Lompat ke konten Lompat ke sidebar Lompat ke footer

Berpikir Kritis dalam Matematika

Cukwuyenum (Amir, 2015, hlm. 162) menjelaskan berpikir kritis meliputi usaha seseorang dalam mengumpulkan, menafsirkan, menganalisis dan mengevaluasi informasi untuk sampai pada simpulan yang dapat diandalkan dan valid. Sementara itu Shapiro (Amir, 2015, hlm. 162) mengungkapkan berpikir kritis adalah suatu aktivitas mental yang berkaitan dengan penggunaan nalar yang menggunakan proses mental seperti memperhatikan, mengkategorikan, menyeleksi, dan memutuskan pemecahan suatu masalah. Jadi berpikir kritis merupakan aktivitas mental seseorang dalam mengumpulkan, mengkategorikan, menganalisa, dan mengevaluasi informasi ataupun bukti agar dapat membuat suatu simpulan untuk memecahkan masalah.
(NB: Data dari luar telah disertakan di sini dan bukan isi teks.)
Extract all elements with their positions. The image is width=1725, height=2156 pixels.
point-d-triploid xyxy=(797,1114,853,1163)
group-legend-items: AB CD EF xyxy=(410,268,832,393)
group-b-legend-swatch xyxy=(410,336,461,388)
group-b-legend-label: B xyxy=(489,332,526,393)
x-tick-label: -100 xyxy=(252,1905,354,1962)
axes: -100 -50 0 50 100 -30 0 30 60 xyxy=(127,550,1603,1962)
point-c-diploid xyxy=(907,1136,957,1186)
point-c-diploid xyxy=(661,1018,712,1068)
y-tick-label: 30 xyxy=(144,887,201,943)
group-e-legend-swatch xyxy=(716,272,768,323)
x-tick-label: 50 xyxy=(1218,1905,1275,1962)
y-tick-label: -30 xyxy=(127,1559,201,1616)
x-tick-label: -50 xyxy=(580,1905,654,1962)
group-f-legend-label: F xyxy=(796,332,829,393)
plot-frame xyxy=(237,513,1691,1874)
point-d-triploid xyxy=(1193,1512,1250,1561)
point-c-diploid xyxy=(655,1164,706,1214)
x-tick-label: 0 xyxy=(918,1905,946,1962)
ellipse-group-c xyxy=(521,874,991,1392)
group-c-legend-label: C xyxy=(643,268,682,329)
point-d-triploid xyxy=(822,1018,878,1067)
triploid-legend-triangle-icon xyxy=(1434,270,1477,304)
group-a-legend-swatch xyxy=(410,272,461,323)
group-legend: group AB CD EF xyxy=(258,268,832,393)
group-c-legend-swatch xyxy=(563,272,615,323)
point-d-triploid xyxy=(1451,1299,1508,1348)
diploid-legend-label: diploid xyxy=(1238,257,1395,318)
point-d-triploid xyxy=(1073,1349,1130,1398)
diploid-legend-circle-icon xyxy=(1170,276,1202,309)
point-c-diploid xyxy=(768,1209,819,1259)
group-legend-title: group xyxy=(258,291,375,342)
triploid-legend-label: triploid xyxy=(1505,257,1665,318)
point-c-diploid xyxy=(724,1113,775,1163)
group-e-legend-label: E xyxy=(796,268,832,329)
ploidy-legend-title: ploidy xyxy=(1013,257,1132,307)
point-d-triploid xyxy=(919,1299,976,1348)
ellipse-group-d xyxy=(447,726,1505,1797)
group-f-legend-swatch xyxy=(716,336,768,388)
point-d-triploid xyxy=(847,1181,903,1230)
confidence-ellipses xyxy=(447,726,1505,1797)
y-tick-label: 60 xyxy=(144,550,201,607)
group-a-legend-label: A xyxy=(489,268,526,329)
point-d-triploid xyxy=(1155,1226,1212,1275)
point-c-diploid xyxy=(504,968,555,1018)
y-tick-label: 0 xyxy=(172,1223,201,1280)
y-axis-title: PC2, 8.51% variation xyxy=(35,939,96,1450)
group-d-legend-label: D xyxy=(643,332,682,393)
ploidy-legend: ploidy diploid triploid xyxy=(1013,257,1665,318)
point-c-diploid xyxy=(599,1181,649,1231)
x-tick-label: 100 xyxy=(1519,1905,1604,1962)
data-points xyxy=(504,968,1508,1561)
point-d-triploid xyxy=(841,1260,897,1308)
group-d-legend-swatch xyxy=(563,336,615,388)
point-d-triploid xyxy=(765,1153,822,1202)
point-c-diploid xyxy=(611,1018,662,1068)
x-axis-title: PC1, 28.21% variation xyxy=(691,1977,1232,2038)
Berpikir kritis yang akan penulis teliti adalah berpikir kritis matematis. Secara epistimologi Craver,dkk (Suwarma, 2009, hlm. 7) menyatakan berpikir kritis matematika berbeda dengan berpikir kritis pada bidang lainnya. Hal ini didasarkan atas penjelasan yang dikemukakan oleh Ennis (Suwarma, 2009, hlm.7) yang menyatakan matematika terdapat domain yang memiliki kriteria berbeda untuk menyusun alasan yang tepat, karena matematika hanya menerima pembuktian deduktif sedangkan bidang lainnya tidak memerlukan pembuktian deduktif guna menyusun kesimpulan akhir.
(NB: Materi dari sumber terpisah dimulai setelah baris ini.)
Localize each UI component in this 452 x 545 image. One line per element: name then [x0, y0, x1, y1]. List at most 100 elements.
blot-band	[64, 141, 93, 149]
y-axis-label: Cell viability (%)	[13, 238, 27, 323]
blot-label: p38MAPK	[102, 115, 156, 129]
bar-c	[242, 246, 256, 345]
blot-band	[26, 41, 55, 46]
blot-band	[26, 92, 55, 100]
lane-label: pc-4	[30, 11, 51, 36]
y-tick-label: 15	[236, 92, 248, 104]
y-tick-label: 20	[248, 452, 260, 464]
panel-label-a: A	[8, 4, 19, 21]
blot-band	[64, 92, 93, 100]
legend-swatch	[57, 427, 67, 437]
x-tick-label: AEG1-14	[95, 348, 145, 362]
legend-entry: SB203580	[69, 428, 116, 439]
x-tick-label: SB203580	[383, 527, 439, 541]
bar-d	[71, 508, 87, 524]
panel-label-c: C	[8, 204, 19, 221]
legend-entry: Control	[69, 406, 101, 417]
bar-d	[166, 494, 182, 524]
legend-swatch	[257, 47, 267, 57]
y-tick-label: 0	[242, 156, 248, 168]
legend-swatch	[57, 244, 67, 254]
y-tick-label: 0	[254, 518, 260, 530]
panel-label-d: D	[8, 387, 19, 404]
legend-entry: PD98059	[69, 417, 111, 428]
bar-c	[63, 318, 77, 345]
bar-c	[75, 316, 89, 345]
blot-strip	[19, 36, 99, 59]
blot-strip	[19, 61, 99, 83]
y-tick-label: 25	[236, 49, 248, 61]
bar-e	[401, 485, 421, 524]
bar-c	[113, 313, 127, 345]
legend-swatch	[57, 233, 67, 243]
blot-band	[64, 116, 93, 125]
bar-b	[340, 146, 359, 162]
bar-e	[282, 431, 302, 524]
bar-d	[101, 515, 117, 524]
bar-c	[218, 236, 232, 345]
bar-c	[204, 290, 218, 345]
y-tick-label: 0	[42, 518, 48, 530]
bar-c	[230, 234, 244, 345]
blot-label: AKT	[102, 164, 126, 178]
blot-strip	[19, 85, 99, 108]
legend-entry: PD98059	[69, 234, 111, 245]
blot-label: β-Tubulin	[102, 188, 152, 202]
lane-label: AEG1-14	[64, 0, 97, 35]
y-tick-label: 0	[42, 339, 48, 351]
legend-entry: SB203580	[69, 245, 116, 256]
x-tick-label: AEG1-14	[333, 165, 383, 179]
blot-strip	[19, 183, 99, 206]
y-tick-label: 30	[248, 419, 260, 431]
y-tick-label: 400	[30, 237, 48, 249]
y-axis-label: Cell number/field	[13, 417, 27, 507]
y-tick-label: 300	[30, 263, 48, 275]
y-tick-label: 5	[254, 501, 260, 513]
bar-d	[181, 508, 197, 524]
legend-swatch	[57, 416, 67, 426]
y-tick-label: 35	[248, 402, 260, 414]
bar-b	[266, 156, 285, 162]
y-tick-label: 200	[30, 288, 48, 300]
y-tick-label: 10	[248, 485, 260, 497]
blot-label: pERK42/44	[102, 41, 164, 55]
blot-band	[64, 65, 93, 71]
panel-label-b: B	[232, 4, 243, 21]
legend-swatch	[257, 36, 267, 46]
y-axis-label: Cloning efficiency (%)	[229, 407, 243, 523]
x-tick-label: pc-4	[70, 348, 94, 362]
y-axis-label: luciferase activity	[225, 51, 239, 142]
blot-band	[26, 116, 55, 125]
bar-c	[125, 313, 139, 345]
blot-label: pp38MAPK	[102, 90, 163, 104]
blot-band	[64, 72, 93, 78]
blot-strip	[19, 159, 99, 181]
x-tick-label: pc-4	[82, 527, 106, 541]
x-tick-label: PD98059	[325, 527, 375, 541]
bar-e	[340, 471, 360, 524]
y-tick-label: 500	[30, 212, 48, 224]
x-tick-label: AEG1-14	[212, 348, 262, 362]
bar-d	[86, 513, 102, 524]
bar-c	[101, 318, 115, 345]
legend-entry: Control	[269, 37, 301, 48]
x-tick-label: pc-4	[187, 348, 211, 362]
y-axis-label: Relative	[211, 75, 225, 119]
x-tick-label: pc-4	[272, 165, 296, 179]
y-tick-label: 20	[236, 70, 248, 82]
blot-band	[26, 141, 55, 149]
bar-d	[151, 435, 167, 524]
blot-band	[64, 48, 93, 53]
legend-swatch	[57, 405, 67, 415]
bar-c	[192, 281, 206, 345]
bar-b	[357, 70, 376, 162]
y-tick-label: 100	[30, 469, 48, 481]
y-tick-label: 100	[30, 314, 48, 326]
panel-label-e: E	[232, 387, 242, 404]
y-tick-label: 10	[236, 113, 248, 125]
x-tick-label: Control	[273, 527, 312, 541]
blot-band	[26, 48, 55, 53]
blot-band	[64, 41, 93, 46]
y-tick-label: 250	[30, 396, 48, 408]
Berpikir kritis di pelajaran khususnya matematika merupakan suatu proses kognitif atau tindakan mental dalam usaha memperoleh pengetahuan matematika berdasarkan penalaran matematik. Penalaran matematik ini melibatkan pembentukan generalisasi dan penarikan kesimpulan tentang ide-ide dan bagaimana ide-ide ini dihubungkan.
Kemampuan berpikir kritis matematis menurut Ennis (dalam Lestari & Yudhanegara, 2015, hlm. 65) yaitu kemampuan berpikir dalam menyelesaikan masalah matematika yang melibatkan pengetahuan matematika, penalaran matematika, dan pembuktian matematika. Selanjutnya Glazer (Suwarma, 2009, hlm. 16) merumuskan berpikir kritis dalam matematika sebagai kemampuan dan disposisi untuk menyertakan pengetahuan sebelumnya, penalaran matematika, dan strategi kognitif untuk menggeneralisasi, membuktikan, atau mengevaluasi situasi-situasi matematika yang tidak familiar secara reflektif. Berdasarkan rumusan definisi tersebut, maka kondisi untuk berpikir kritis dalam matematika harus memuat :
Situasi yang tidak familiar dimana individu tidak dapat dengan cepat memahami konsep matematika atau mengetahui bagaimana menentukan solusi dari persoalan.
Menggunakan pengetahuan awal, penalaran matematika, dan strategi kognitif.
Generalisasi, pembuktian, dan atau evaluasi.
Berpikir reflektif yang melibatkan pengomunikasian solusi dengan penuh pertimbangan, membuat makna tentang jawaban atau argumen yang masuk akal, menentukan alternatif untuk menjelaskan konsep atau memecahkan persoalan, dan atau membangkitkan perluasan untuk studi selanjutnya.
Dalam kurikulum berpikir kritis, menurut Ennis (Suwarma, 2009, hlm 13) terdapat dua belas indikator berpikir kritis yang dikelompokkan dalam lima kemampuan berpikir, yaitu :

  1. Memberikan penjelasan sederhana (elementary clarification).
  2. Membangun keterampilan dasar (basic support).
  3. Membuat simpulan (inference).
  4. Membuat penjelasan lebih lanjut (advances clarification).
  5. Menentukan strategi dan taktik (strategy and tactics) untuk menyelesaikan masalah.